The Biologist was cloaked in mystery. Well, actually, it was mostly his big fur coat (100% organic), but also mystery. Nobody knew his real name. He insisted that he go by LightFang, or Light, or Fang, or even Lighty or Fangy if you wanted to enter the realm of the dimunitives. Of course the rest of the highly eccentric crew thought that he was bonkers, but there was no doubting that he was one of today's most brilliant scientists. You know, the proverbial fine line between insanity and madness. He stomped all over it, apologized for ruining the chalk, and drew it again in a rather haphazard fashion.

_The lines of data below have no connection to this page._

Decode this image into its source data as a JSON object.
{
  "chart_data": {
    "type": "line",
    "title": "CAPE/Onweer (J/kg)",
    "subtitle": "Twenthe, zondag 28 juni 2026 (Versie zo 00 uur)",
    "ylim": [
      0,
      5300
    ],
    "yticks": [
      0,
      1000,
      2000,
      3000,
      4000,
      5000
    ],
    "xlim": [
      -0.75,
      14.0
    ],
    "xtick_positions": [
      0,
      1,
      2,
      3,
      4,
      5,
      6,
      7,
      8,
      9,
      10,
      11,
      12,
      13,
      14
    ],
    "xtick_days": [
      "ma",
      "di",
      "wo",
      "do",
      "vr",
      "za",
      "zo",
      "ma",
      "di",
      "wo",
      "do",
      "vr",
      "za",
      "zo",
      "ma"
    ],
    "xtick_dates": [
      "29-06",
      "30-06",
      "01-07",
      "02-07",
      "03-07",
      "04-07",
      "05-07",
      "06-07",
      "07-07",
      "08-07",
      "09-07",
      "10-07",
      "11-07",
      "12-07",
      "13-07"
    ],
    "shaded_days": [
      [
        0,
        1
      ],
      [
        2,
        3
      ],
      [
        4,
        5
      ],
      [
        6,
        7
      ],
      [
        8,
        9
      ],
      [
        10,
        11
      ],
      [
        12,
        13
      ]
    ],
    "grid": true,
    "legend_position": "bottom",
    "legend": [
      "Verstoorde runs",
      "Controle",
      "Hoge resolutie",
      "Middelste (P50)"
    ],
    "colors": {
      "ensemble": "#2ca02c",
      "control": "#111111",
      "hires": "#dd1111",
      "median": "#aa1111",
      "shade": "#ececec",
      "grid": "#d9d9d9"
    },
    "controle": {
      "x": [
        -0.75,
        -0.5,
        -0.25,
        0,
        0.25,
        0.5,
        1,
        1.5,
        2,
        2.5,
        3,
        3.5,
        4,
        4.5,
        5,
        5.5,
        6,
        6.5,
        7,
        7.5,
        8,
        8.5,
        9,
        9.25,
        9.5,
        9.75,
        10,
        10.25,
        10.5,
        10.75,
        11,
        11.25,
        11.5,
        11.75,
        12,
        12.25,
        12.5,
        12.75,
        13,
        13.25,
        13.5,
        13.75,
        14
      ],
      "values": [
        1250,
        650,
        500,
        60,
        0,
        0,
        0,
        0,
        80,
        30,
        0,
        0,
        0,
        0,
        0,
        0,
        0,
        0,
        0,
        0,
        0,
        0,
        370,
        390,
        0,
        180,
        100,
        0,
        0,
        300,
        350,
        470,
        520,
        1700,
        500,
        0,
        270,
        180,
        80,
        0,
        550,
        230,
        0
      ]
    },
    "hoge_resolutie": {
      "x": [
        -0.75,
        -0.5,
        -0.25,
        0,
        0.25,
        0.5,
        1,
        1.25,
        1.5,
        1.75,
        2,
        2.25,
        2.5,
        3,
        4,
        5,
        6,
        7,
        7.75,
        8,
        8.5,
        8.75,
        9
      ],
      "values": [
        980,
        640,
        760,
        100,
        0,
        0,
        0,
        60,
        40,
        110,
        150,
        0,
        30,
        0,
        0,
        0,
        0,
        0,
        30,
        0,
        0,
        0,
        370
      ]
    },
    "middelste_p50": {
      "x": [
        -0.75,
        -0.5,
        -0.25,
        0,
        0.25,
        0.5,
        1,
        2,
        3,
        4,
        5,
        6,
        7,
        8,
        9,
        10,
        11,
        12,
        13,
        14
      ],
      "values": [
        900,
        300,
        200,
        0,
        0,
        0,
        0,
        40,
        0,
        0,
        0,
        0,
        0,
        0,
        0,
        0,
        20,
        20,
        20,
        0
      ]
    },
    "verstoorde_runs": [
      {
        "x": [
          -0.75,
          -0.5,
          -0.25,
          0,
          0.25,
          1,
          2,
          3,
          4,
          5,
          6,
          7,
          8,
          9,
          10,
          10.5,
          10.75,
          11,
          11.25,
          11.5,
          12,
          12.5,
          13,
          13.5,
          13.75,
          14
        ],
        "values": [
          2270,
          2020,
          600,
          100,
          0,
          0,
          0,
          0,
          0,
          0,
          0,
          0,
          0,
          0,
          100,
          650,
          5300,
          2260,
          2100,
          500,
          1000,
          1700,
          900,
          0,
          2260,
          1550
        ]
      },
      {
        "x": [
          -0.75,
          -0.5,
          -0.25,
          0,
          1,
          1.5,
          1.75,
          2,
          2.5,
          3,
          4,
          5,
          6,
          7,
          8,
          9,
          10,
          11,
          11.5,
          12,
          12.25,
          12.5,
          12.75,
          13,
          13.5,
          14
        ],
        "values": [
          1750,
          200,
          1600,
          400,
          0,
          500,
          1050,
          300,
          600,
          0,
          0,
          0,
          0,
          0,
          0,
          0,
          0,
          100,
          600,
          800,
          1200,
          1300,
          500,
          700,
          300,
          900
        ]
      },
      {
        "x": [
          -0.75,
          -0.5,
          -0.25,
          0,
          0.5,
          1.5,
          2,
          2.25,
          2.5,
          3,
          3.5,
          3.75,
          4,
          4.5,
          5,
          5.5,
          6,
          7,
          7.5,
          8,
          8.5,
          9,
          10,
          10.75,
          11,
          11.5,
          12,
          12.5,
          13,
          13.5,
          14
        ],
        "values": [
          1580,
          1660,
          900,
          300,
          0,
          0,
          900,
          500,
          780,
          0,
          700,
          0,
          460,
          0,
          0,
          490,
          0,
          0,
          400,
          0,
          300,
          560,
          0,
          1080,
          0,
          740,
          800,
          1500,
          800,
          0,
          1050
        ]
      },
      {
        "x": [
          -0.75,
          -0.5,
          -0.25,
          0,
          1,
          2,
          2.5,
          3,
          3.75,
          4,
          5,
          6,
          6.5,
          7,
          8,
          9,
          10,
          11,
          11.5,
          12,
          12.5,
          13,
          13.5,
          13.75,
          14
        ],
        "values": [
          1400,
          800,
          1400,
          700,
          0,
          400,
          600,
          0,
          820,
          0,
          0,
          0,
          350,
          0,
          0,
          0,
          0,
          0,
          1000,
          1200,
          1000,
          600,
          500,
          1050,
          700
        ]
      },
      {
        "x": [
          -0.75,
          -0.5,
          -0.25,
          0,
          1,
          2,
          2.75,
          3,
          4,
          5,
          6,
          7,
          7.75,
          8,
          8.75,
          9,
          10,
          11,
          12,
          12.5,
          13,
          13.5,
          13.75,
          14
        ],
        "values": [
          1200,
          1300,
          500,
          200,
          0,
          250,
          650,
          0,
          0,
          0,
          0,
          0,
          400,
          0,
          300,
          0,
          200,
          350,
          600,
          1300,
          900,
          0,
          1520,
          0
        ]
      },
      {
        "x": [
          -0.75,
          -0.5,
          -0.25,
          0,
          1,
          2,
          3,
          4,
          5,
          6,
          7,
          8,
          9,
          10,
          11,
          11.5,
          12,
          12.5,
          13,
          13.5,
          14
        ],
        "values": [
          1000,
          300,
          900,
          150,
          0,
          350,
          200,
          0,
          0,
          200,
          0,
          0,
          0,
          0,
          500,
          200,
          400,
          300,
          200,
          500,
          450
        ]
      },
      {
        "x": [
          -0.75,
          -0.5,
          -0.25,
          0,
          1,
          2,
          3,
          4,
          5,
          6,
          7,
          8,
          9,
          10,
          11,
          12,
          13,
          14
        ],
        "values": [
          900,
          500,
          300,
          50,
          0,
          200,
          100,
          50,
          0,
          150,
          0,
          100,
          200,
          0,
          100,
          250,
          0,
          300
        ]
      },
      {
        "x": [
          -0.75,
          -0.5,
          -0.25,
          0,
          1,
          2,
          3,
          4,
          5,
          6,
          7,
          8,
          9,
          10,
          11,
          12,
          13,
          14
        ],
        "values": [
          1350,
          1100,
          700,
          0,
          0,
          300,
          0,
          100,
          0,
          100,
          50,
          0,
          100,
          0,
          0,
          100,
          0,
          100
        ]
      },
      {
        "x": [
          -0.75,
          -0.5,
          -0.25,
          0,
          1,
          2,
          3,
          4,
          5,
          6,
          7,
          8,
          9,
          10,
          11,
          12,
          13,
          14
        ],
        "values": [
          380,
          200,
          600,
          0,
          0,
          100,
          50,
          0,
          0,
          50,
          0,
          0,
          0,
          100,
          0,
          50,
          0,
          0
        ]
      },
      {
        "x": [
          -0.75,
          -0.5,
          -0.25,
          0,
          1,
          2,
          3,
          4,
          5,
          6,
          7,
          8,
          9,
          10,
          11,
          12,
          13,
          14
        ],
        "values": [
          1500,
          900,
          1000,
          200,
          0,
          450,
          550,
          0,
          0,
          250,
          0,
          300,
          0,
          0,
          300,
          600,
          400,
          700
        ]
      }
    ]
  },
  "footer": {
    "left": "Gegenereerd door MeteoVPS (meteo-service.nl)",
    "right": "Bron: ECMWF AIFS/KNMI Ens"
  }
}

Speaking of fashion, this man was a walking disaster. His collared shirt was inside-out (don't the buttons go on the right side? someone had noticed. How am I supposed to subvert the phallocentric paradigms? had been the response.) and his shorts (far too short in everybody's opinion except the androids, who of course had no opinions) were a garish shade of black, if that were possible, and he complimented his outfit with a pair of sandals.
Regardless, he stormed out of his room and stood imposingly, flicking his organic fur coat so that it billowed in the air. This was a hard effect to achieve without wind, so after the first two or three billowings he got tired of maintaining the effect.
A murder! There are clearly murderers afoot!